本文介绍了一种使用归并排序算法来计算整数序列中逆序对数量的方法,并通过巧妙的操作减少所需支付的费用。针对每一对逆序,需要支付一定金额,而可以通过交换相邻元素来降低总支付额。
Problem Description
Long long ago, there was an integer sequence a.
Tonyfang think this sequence is messy, so he will count the number of inversions in this sequence. Because he is angry, you will have to pay x yuan for every inversion in the sequence.
You don’t want to pay too much, so you can try to play some tricks before he sees this sequence.
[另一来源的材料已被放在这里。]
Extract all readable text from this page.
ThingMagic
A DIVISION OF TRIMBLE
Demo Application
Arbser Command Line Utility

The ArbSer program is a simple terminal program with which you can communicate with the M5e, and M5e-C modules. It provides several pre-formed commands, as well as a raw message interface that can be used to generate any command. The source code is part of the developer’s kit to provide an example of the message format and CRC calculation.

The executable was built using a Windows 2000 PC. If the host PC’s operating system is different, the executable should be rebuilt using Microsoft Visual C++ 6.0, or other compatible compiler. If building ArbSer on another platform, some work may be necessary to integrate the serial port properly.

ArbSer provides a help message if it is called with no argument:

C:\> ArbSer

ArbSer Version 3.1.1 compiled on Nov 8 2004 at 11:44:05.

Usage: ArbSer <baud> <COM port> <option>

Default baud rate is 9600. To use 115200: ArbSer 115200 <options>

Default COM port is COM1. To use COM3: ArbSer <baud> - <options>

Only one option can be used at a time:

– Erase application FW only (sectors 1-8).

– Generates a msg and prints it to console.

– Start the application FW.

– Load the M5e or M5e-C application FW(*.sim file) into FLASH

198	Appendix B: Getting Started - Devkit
You can pay y yuan to swap any two adjacent elements.
What is the minimum amount of money you need to spend?
The definition of inversion in this problem is pair (i,j) which 1≤i<j≤n and ai>aj.
Input
There are multiple test cases, please read till the end of input file.
For each test, in the first line, three integers, n,x,y, n represents the length of the sequence.
In the second line, n integers separated by spaces, representing the orginal sequence a.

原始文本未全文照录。